Authors and Artists for Young Adults on Alice Sebold
Alice Sebold's first published book was a memoir of her rape as an eighteen-year-old college freshman. Titled Lucky because one of the policemen told her that she was lucky to be alive--not long before Sebold's attack, another young woman had been killed and dismembered in the same tunnel--the book was many years in the making. Sebold returned to Syracuse University, the scene of the rape, and finished her degree. She studied writing, and wanted to write her story then, but kept failing. "I wrote tons of bad poetry about it and a couple of bad novels about it--lots of bad stuff," Sebold told Dennis McLellan of the Los Angeles Times. She explained to McLellan why the novels were not successful: "I felt the burden of trying to write a story that would encompass all rape victims' stories and that immediately killed the idea of this individual character in the novel. So [the novels] tended to be kind of fuzzy and bland, and I didn't want to make any political missteps."
Sebold continued trying to write after graduation and moved to New York City, where she lived for ten years. "I worked a lot of different jobs and became a competent New Yorker, which is no small task, and went through a lot of stuff and rediscovered reading on my own and I became more honest to who I was, which matters a lot. I went out a lot. I would go to a lot of readings. I did a lot of things that I'm not particularly proud of and that I can't believe I did," she recalled in a talk she gave at the University of California--Irvine (UCI) as recorded by Ehzra Cue on the UCI Web Site.

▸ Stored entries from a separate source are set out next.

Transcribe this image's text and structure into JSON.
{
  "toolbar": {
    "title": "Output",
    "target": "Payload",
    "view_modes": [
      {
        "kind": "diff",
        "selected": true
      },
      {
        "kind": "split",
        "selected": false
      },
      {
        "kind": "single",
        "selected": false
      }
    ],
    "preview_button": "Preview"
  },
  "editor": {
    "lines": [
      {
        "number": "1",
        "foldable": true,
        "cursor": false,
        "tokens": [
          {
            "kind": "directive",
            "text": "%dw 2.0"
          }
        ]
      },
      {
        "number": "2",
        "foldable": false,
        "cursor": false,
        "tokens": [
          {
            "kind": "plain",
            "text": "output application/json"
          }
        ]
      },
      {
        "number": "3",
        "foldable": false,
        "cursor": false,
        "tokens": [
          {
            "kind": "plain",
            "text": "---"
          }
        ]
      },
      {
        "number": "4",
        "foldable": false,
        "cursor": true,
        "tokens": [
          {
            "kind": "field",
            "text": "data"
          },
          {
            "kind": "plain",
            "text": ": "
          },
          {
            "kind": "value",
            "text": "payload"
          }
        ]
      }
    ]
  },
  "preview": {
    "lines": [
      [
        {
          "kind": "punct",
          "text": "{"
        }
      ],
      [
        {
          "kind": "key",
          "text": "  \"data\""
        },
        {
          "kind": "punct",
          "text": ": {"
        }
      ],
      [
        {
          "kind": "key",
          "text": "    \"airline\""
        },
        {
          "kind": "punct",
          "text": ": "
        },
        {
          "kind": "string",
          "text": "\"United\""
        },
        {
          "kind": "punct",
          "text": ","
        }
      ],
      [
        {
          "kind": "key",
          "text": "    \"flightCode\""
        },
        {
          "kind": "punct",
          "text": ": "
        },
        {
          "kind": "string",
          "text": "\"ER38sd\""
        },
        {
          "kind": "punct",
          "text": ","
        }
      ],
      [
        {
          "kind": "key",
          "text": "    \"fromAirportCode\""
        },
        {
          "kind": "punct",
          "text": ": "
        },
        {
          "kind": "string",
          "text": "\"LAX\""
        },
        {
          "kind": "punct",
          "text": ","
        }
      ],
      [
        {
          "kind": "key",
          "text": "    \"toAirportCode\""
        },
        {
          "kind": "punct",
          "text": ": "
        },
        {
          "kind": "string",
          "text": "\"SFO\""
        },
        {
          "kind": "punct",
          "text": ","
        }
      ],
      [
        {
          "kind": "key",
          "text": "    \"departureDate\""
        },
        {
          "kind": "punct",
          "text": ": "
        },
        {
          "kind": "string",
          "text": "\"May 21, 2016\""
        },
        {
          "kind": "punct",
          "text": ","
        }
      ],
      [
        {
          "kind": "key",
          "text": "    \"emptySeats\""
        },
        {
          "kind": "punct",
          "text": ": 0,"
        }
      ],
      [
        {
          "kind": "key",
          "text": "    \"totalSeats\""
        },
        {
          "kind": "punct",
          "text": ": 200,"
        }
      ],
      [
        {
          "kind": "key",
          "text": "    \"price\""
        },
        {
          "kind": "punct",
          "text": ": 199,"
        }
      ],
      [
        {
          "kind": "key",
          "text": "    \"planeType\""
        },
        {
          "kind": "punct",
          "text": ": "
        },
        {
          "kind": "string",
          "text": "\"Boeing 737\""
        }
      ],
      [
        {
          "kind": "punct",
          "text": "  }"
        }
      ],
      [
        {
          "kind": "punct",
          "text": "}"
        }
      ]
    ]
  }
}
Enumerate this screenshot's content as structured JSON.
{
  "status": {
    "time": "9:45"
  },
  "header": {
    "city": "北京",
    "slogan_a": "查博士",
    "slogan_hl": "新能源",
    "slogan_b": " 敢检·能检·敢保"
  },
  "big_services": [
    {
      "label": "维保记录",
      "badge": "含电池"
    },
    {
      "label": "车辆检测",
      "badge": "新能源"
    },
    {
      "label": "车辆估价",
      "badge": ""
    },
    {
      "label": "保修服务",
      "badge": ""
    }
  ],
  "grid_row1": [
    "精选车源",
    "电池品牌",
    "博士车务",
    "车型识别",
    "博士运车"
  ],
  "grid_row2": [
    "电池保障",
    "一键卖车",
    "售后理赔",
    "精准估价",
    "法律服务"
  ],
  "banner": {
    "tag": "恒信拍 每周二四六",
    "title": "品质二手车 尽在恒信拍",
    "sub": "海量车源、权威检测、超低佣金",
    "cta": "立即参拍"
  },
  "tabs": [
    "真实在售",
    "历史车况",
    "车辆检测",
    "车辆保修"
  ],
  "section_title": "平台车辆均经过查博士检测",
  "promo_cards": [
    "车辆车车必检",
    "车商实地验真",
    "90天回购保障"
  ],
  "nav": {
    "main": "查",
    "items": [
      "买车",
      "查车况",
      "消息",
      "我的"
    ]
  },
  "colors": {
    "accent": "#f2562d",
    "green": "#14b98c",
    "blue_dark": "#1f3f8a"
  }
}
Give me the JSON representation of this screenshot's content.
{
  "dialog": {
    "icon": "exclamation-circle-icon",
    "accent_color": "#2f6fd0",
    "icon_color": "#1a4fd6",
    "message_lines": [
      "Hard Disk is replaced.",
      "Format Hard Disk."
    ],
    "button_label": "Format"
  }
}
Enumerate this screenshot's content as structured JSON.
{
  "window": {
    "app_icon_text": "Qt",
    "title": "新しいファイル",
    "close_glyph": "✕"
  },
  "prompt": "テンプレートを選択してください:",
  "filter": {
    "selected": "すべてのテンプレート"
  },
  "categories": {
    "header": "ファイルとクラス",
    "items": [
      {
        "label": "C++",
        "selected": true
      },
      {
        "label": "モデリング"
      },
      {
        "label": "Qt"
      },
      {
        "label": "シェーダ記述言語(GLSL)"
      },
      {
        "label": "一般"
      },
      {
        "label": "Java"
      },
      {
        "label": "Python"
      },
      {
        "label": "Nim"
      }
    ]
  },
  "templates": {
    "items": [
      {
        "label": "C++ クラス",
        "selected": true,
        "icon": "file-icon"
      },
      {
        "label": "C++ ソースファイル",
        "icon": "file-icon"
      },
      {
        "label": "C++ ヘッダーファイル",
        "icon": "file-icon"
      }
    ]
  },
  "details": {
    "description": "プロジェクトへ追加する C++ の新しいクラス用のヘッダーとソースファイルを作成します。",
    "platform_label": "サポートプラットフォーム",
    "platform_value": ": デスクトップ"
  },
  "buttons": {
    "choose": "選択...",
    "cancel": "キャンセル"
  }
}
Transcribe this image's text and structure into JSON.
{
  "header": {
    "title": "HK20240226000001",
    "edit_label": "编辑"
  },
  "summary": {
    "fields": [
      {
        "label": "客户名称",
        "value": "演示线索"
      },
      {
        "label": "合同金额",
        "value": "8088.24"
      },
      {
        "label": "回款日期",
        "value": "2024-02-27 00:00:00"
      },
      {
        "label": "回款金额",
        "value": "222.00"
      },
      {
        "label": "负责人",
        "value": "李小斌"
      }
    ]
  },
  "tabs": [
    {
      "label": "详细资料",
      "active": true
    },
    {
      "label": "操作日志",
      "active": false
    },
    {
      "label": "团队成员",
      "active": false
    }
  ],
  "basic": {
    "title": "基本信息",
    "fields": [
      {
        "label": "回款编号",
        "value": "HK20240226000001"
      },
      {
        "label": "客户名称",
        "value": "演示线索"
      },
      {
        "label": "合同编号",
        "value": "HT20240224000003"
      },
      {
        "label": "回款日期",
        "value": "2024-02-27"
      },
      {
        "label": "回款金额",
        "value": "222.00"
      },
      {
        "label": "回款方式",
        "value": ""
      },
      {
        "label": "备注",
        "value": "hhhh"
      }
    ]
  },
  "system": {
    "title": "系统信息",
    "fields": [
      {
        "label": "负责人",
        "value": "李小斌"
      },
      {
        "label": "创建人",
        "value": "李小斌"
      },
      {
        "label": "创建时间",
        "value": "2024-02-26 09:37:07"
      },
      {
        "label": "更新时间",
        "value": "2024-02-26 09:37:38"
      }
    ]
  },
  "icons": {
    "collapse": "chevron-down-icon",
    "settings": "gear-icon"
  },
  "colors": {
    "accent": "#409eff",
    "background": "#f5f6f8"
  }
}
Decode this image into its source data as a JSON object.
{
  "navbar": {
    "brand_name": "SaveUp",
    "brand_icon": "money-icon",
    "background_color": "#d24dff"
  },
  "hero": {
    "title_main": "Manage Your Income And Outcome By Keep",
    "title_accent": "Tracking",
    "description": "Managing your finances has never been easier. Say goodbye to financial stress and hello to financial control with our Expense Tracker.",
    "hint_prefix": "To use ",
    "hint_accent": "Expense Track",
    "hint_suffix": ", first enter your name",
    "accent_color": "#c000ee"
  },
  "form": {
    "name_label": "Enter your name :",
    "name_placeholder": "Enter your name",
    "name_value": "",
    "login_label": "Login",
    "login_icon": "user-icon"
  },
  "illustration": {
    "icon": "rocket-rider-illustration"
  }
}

At that talk, Sebold presented climbing to the top of the Manhattan Bridge as an example of something she can't believe she did; in other forums, she has also discussed the three years during which she used heroin while she was living in New York.
Lucky began to take shape in the late 1990s, when Sebold was studying fiction writing at a graduate program at UCI. A ten-page assignment sparked her to write forty pages about the rape. Although none of that writing was itself included in the final book, the experience was the impetus for Sebold to begin doing research and putting her memoir together. She read through old letters and journal entries, the transcripts of her rapist's trial, and even returned to Syracuse and talked to the former assistant district attorney who had helped to prosecute the man, allowing her, even fifteen years after the attack, to tell the story in great detail. The result is "a remarkable personal look at a crime all too common in our out-of-whack society," wrote Toronto Sun reviewer Yvonne Crittenden. Despite her dark subject matter, "Sebold's wit is as powerful as her searing candor," remarked a Publishers Weekly contributor.
The Lovely Bones
Sebold's second book, The Lovely Bones, is similarly dark in topic. Its narrator, fourteen-year-old Susie Salmon, is raped and killed by a neighbor at the beginning of the book. She narrates the story of her death--and of her family, her friends, and herself coming to terms with it--in the first person from her omniscient seat in heaven. This is "Sebold's most dazzling stroke," declared a Publishers Weekly reviewer, as it "provid[es] the warmth of a first-person narration and the freedom of an omniscient one." That omniscience is necessary, since Susie's tale encompasses several different stories: Susie's mother's search to build a new life away from the family after the murder; her father's quest to find the real killer, into which Susie's teenage sister Lindsay is drawn and which puts her at great risk from the same killer; and Susie's vicarious living-out of her own teen and young adult years through Lindsay. "What might play as a sentimental melodrama in the hands of a lesser writer becomes in this volume a keenly observed portrait of familial love and how it endures and changes over time," Michiko Kakutani declared in the New York Times. Connie Ogle in the Houston Chronicle stated: "The Lovely Bones is a disturbing story, full of horror and confusion and deep, bone-weary sadness. And yet it reflects a moving, passionate interest in and love for ordinary life at its most wonderful, most awful, even at its most mundane." Writing in Christian Century, Stephen H. Webb admitted that The Lovely Bones has "the most powerful opening chapter of any novel I have read."
Sebold explained to Dave Weich of Powells.com that she had at first begun to write The Lovely Bones but stopped to write Lucky instead. "As weird as this sounds," Sebold commented, "I think that after writing the first chapter of Lovely Bones, in which Susie is raped and killed, there was some urging on Susie's part that I get my own business out of the way before writing further into her story." Andrea Dworkin, writing in the New Statesman, believed that "The Lovely Bones is a tribute to the girl who died where Sebold was later raped." Webb, too, saw a connection between the two books, concluding: "This pair of books--one a careful documentation of events that are all too real, the other a fanciful tale full of the miraculous and the supernatural--constitutes one of the most memorable reflections on a kind of violence that many of us would rather ignore."
In an interview with Publishers Weekly, Sebold said that writing The Lovely Bones "was a delight, because I loved my main character so much and I liked being with her. It was like having company. I was motivated to write about violence because I believe it's not unusual. I see it as just a part of life, and I think we get in trouble when we separate people who've experienced it from those who haven't. Though it's a horrible experience, it's not as if violence hasn't affected many of us."